Lizzie Mae Brooks

Monkey Business
Paul D. Morris, M.Div., Ph.D.

Remember, Lizzie Mae, when the family took me off to visit my Mom in Milledgeville? Growing up in Georgia often offered serendipitous surprises in childhood.

She came with us out of the hospital, usually for lunch and an afternoon of chatting. From time to time, we visited a ramshackle restaurant, whose outside brick walls were painted forest green with a big red and white Coca Cola sign painted over the green. The main menu was pork barbeque. Barbeque sandwiches, barbeque platters, barbeque ribs, both half and whole rack. Makes my mouth water just thinking about it.

But the thing I liked most about that eatery was just outside the building where they kept a ramshackle wire cage that was home to a small monkey. I spent hours around that cage, gazing, poking my fingers through the wire. I wished I could take that monkey home and keep it for my own personal pet. Needless to say, this notion did not sit well with the grown-ups. So, much to my eight-year-old chagrin, it never happened. Had it actually occurred, maybe I would enjoy monkeys more today.

Now monkeys are, after all, members of that category of beings identified as "All creatures great and small." They are part of nature and part of God's creation. As such, they are to be valued. Some value them more than others. More, no doubt, than me.

But where are we going with this? What the heck do monkeys have to say about you and me? About God?

If a monkey could talk to humans, what do you suppose he might say?

* * *

"You guys are cold!

"Amazingly, even though you can do some of the things we do, there is no way that we are related. You humans are more related to an epileptic hyena than you are to us. You guys are like hyenas because you scavenge. You scavenge off each other.

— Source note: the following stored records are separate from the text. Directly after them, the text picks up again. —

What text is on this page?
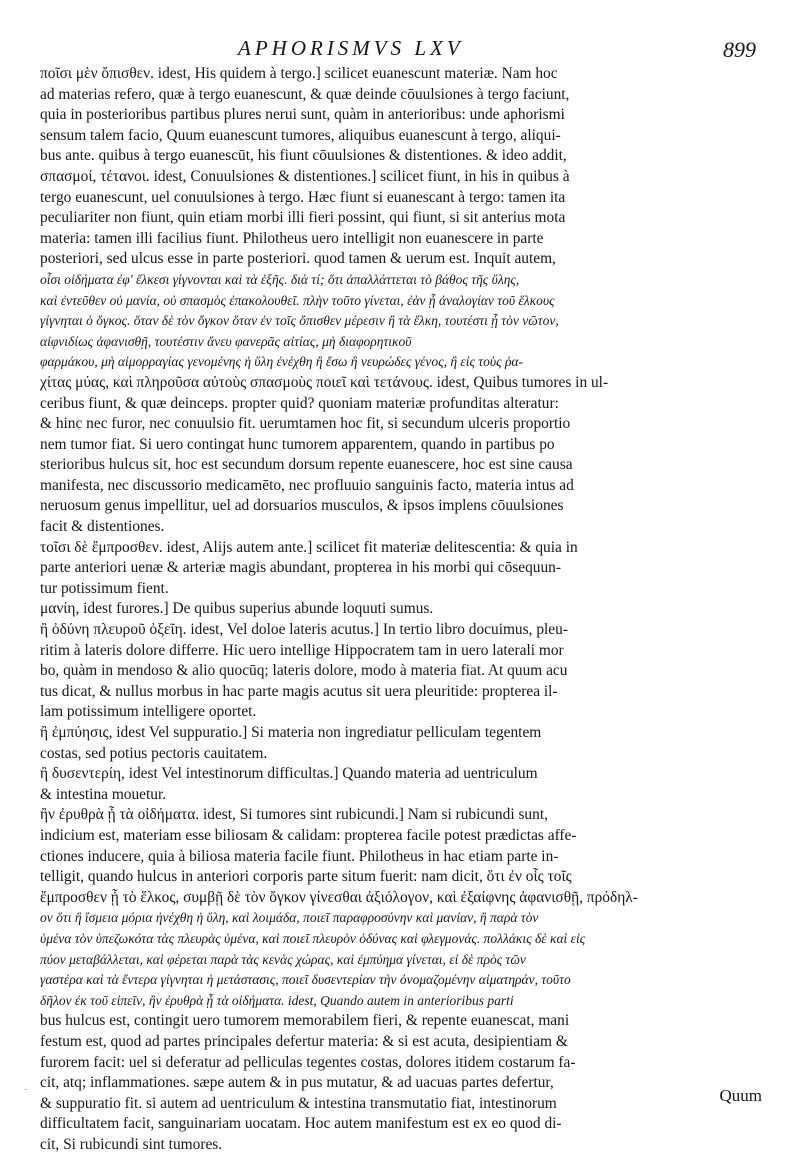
APHORISMVS LXV	899
ποῖσι μὲν ὄπισθεν. idest, His quidem à tergo.] scilicet euanescunt materiæ. Nam hoc
ad materias refero, quæ à tergo euanescunt, & quæ deinde cōuulsiones à tergo faciunt,
quia in posterioribus partibus plures nerui sunt, quàm in anterioribus: unde aphorismi
sensum talem facio, Quum euanescunt tumores, aliquibus euanescunt à tergo, aliqui-
bus ante. quibus à tergo euanescūt, his fiunt cōuulsiones & distentiones. & ideo addit,
σπασμοί, τέτανοι. idest, Conuulsiones & distentiones.] scilicet fiunt, in his in quibus à
tergo euanescunt, uel conuulsiones à tergo. Hæc fiunt si euanescant à tergo: tamen ita
peculiariter non fiunt, quin etiam morbi illi fieri possint, qui fiunt, si sit anterius mota
materia: tamen illi facilius fiunt. Philotheus uero intelligit non euanescere in parte
posteriori, sed ulcus esse in parte posteriori. quod tamen & uerum est. Inquit autem,
οἷσι οἰδήματα ἐφ' ἕλκεσι γίγνονται καὶ τὰ ἑξῆς. διὰ τί; ὅτι ἀπαλλάττεται τὸ βάθος τῆς ὕλης,
καὶ ἐντεῦθεν οὐ μανία, οὐ σπασμὸς ἐπακολουθεῖ. πλὴν τοῦτο γίνεται, ἐὰν ᾖ ἀναλογίαν τοῦ ἕλκους
γίγνηται ὁ ὄγκος. ὅταν δὲ τὸν ὄγκον ὅταν ἐν τοῖς ὄπισθεν μέρεσιν ἢ τὰ ἕλκη, τουτέστι ᾖ τὸν νῶτον,
αἰφνιδίως ἀφανισθῇ, τουτέστιν ἄνευ φανερᾶς αἰτίας, μὴ διαφορητικοῦ
φαρμάκου, μὴ αἱμορραγίας γενομένης ἡ ὕλη ἐνέχθη ἢ ἔσω ἢ νευρώδες γένος, ἢ εἰς τοὺς ῥα-
χίτας μύας, καὶ πληροῦσα αὐτοὺς σπασμοὺς ποιεῖ καὶ τετάνους. idest, Quibus tumores in ul-
ceribus fiunt, & quæ deinceps. propter quid? quoniam materiæ profunditas alteratur:
& hinc nec furor, nec conuulsio fit. uerumtamen hoc fit, si secundum ulceris proportio
nem tumor fiat. Si uero contingat hunc tumorem apparentem, quando in partibus po
sterioribus hulcus sit, hoc est secundum dorsum repente euanescere, hoc est sine causa
manifesta, nec discussorio medicamēto, nec profluuio sanguinis facto, materia intus ad
neruosum genus impellitur, uel ad dorsuarios musculos, & ipsos implens cōuulsiones
facit & distentiones.
τοῖσι δὲ ἔμπροσθεν. idest, Alijs autem ante.] scilicet fit materiæ delitescentia: & quia in
parte anteriori uenæ & arteriæ magis abundant, propterea in his morbi qui cōsequun-
tur potissimum fient.
μανίη, idest furores.] De quibus superius abunde loquuti sumus.
ἢ ὀδύνη πλευροῦ ὀξεῖη. idest, Vel doloe lateris acutus.] In tertio libro docuimus, pleu-
ritim à lateris dolore differre. Hic uero intellige Hippocratem tam in uero laterali mor
bo, quàm in mendoso & alio quocūq; lateris dolore, modo à materia fiat. At quum acu
tus dicat, & nullus morbus in hac parte magis acutus sit uera pleuritide: propterea il-
lam potissimum intelligere oportet.
ἢ ἐμπύησις, idest Vel suppuratio.] Si materia non ingrediatur pelliculam tegentem
costas, sed potius pectoris cauitatem.
ἢ δυσεντερίη, idest Vel intestinorum difficultas.] Quando materia ad uentriculum
& intestina mouetur.
ἢν ἐρυθρὰ ᾖ τὰ οἰδήματα. idest, Si tumores sint rubicundi.] Nam si rubicundi sunt,
indicium est, materiam esse biliosam & calidam: propterea facile potest prædictas affe-
ctiones inducere, quia à biliosa materia facile fiunt. Philotheus in hac etiam parte in-
telligit, quando hulcus in anteriori corporis parte situm fuerit: nam dicit, ὅτι ἐν οἷς τοῖς
ἔμπροσθεν ᾖ τὸ ἕλκος, συμβῇ δὲ τὸν ὄγκον γίνεσθαι ἀξιόλογον, καὶ ἐξαίφνης ἀφανισθῇ, πρόδηλ-
ον ὅτι ἢ ἴσμεια μόρια ἠνέχθη ἡ ὕλη, καὶ λοιμάδα, ποιεῖ παραφροσύνην καὶ μανίαν, ἢ παρὰ τὸν
ὑμένα τὸν ὑπεζωκότα τὰς πλευρὰς ὑμένα, καὶ ποιεῖ πλευρὸν ὀδύνας καὶ φλεγμονάς. πολλάκις δὲ καὶ εἰς
πύον μεταβάλλεται, καὶ φέρεται παρὰ τὰς κενὰς χώρας, καὶ ἐμπύημα γίνεται, εἰ δὲ πρὸς τῶν
γαστέρα καὶ τὰ ἔντερα γίγνηται ἡ μετάστασις, ποιεῖ δυσεντερίαν τὴν ὀνομαζομένην αἱματηράν, τοῦτο
δῆλον ἐκ τοῦ εἰπεῖν, ἢν ἐρυθρὰ ᾖ τὰ οἰδήματα. idest, Quando autem in anterioribus parti
bus hulcus est, contingit uero tumorem memorabilem fieri, & repente euanescat, mani
festum est, quod ad partes principales defertur materia: & si est acuta, desipientiam &
furorem facit: uel si deferatur ad pelliculas tegentes costas, dolores itidem costarum fa-
cit, atq; inflammationes. sæpe autem & in pus mutatur, & ad uacuas partes defertur,
& suppuratio fit. si autem ad uentriculum & intestina transmutatio fiat, intestinorum
difficultatem facit, sanguinariam uocatam. Hoc autem manifestum est ex eo quod di-
cit, Si rubicundi sint tumores.
·	Quum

"How often do you just sit in the trees and groom each other, taking care of each other's needs?

"No, you want it all. You make no distinction between what is rotten and what is good. Or, you get mixed up as to which is which. We would never do that. Monkeys have common sense. We care about one another. We share. We give. You guys don't. At least enough of you don't to make life miserable for the others of your kind.

"So how is it that you humans were created in the Image of God and we weren't?"

* * *

Good question -- especially from a monkey. Does the thought ever cross your mind that when you look at yourself in a mirror, that maybe God is looking back at you?

Ok, probably not.

Or, maybe you do look a little like God? After all, you look a little like Jesus, right? You got a head, a torso, two arms, two eyes, nose, mouth? Jesus had all that stuff. I wonder how long Jesus has looked like that? Genesis tells us that God "walked" in the garden of Eden in the cool of the day. Probably had to have two legs to do that. Spirits don't need to "walk." When he appeared to Abraham, he looked like a man. Same for Jacob and others. Remember the guy in Nebuchadnezzar's furnace? Heated seven times hotter than it should have been?

Maybe your physical appearance has rationale behind it.

Maybe that's at least part of what the Scriptures meant when it tells us that you were made in the Image of God. No other creature looks exactly like you. Nobody else has your DNA, has your fingerprint, or eye retina. Nobody has ever confused (jokes aside) a monkey with a human. No other creature looks like Jesus, who probably looked that way in heaven, before he was born in a manger. And if we are to believe the first chapter of Acts, he looks that way now and when he comes again, he will still look that way. "That way," being like you and like me.

Now when you look in the mirror and think, "Hey you know, maybe I do look a little like God." Kind of rattles you a little bit, doesn't it? What does such a thing really mean? At the very least it means you have some potential. At the very least it means that there is a reason you are alive. At the very least it means your birth and life on this earth is no accident, that like Jesus, you arrived at just the right time in human history to do whatever it is that God intended for you -- that could not have been done by anyone else except you.

At the very least it means that you're no monkey and you need to live up to what you look like.